Arseny Zinchenko

Posted on Sep 23, 2022 • Originally published at rtfm.co.ua on Sep 18, 2022

Apache Druid: overview, running in Kubernetes and monitoring with Prometheus

#tutorial #monitoring #kubernetes #todayilearned

Apache Druid is a columnar database, focused on working with large amounts of data, combining the features and benefits of Time-Series Database, Data Warehouse, and a search engine.

The general task is to set up monitoring of the Druid cluster in Kubernetes, so at first, we will see what it is in general and how it works, and then we launch the Druid to configure its monitoring.

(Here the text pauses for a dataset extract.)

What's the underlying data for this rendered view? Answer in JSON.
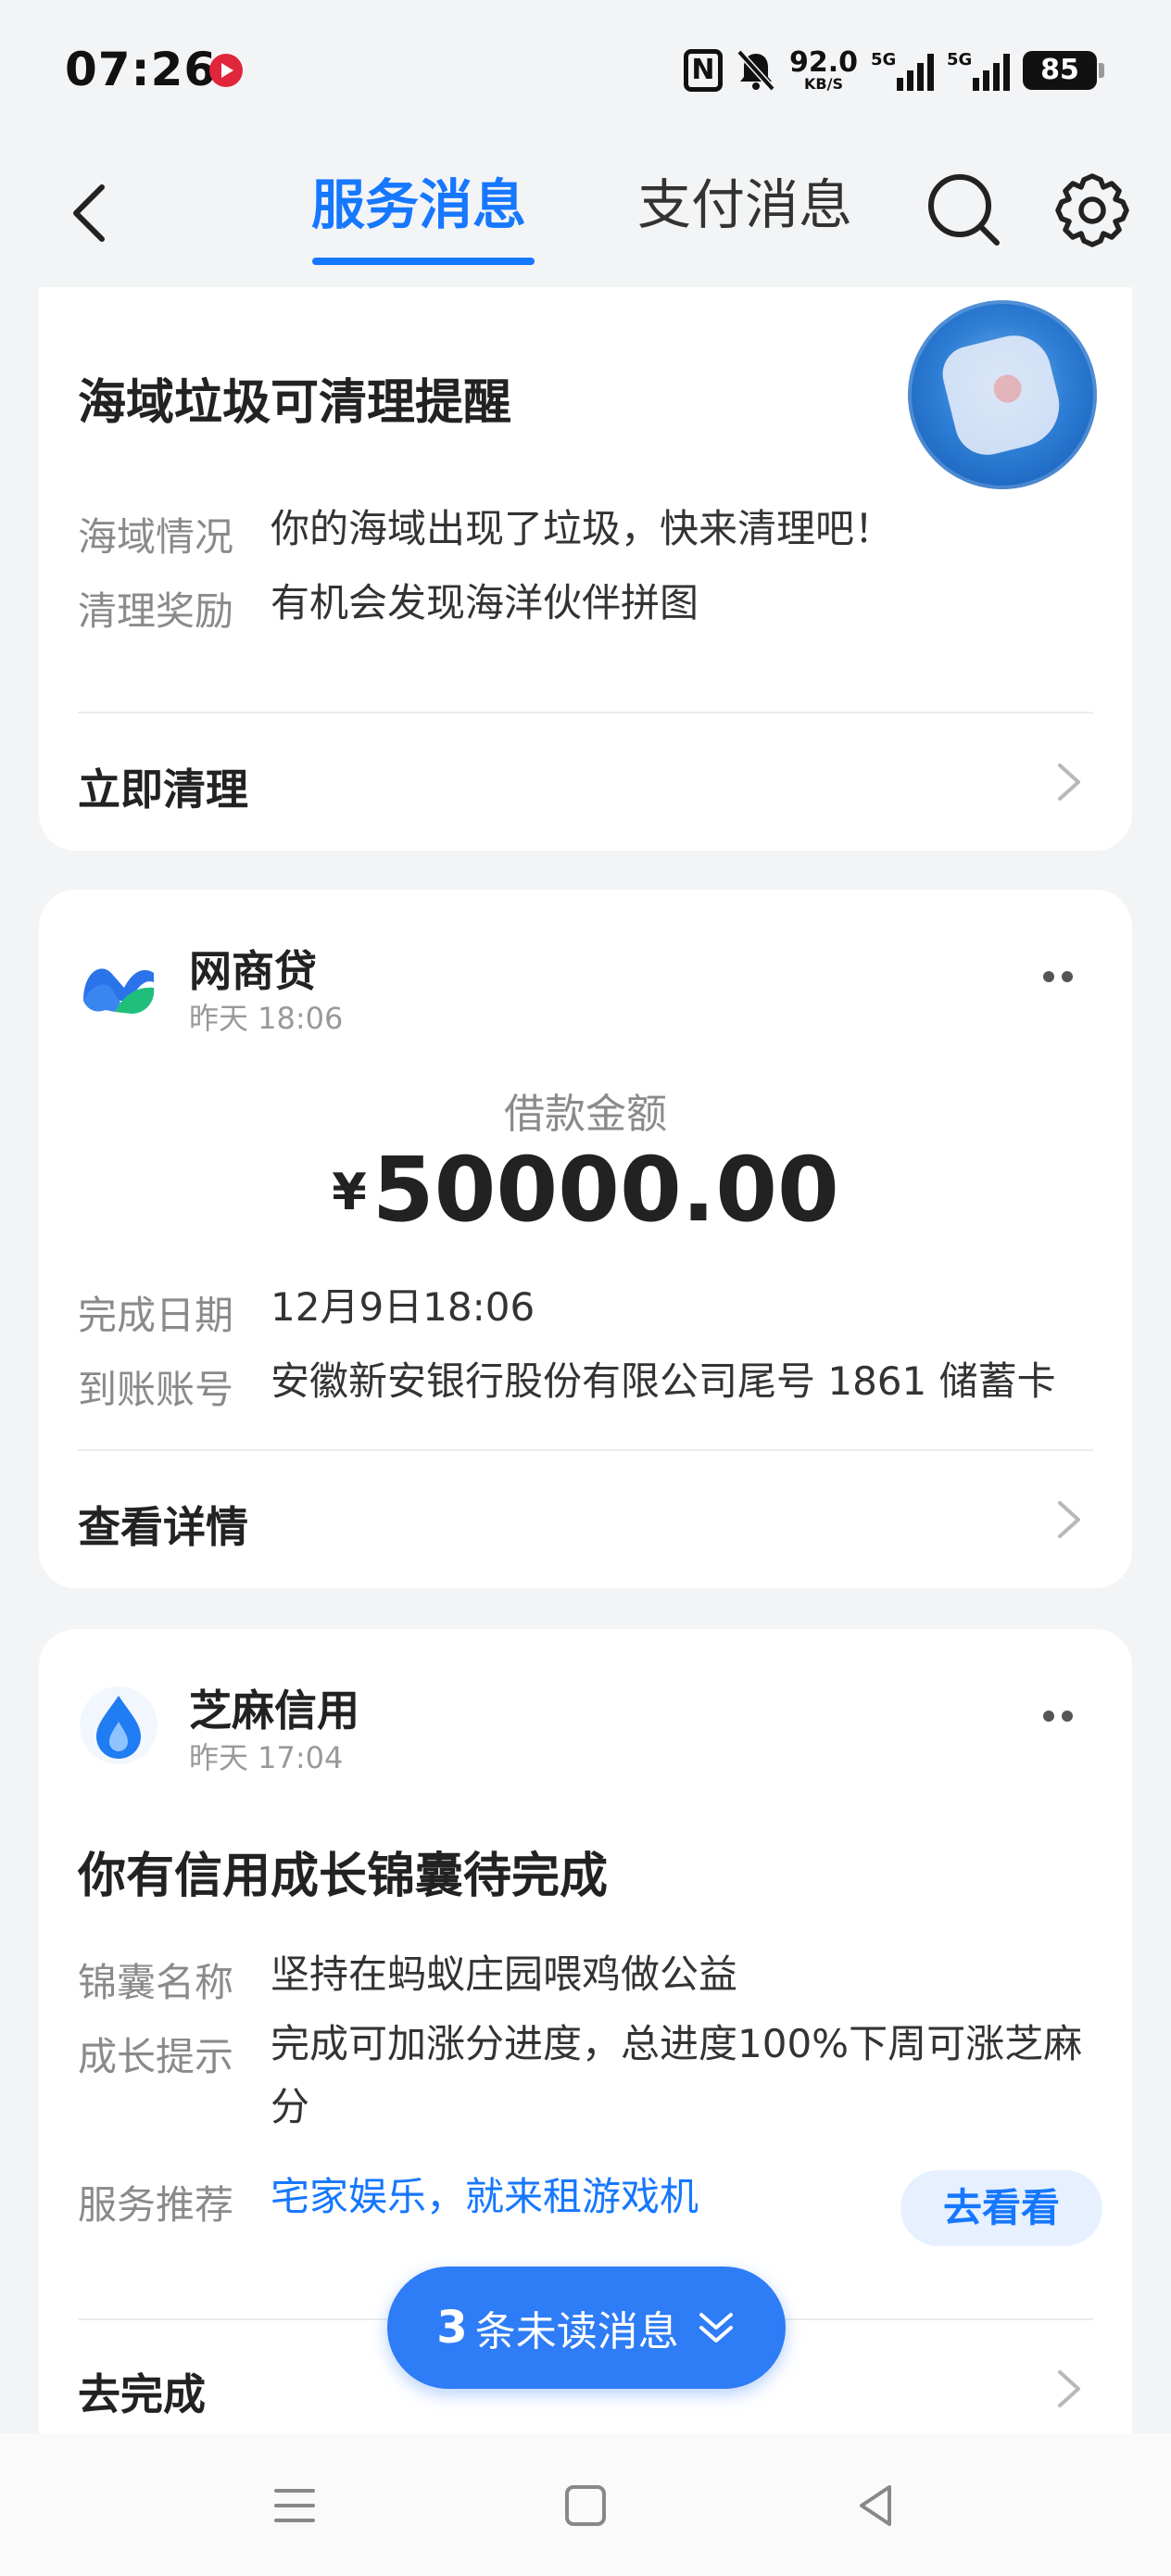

To run Druid itself in Kubernetes, we will use druid-operator, to collect metrics - druid-exporter, to monitor it all - Kubernetes Prometheus Stack, and we will run all this in Minikube.

Apache Druid overview

The main feature of Druid for me personally is that the system was originally developed for use in clouds such as AWS and Kubernetes, therefore it has excellent scaling, data storage, and recovery capabilities in case one of the services crashes.

Also, Apache Druid is:

columnar data storage format : only the necessary table is loaded for processing, which significantly increases the speed of query processing. In addition, for fast scanning and data aggregation, Druid optimizes column storage according to its data type.
scalable distributed system : Druid clusters can be located on tens and hundreds of individual servers
data parallel processing : Druid can process each request in parallel on independent instances
self-healing and self-balancing : at any time, you can add or remove new nodes to the cluster, while the cluster itself performs balancing requests and switching between them without any downtime. Moreover, Druid allows you to perform version upgrades without downtime.
actually, cloud-native and fault-tolerant architecture : Druid was originally designed to work in distributed systems. After receiving new data, he immediately copies them to his Deep Storage, which can be data storage services such as Amazon S3, HDFS, or a network file system, and allows you to restore data even if all Druid servers fall. In a case when only a part of the Druid’s servers fell — the built-in data replication will allow you to continue executing queries (it’s already itching me to kill his nodes and look at the Druid’s reaction — but not this time)
indexes for fast searches : Druid uses compressed Bitmap indexes, allowing you to quickly search across multiple columns
Time-based partitioning : by default, Druid partitions data by time, allowing additional segments to be created across other fields. As a result, when executing queries with time intervals, only the necessary data segments will be used

Druid Architecture and Components

General architecture:

Or like this:

See Processes and servers.

Three-server configuration — Master, Query, Data

Druid has several internal services used to work with data, and these services can be grouped into three types of servers — Master, Query, and Data, see Pros and cons of colocation.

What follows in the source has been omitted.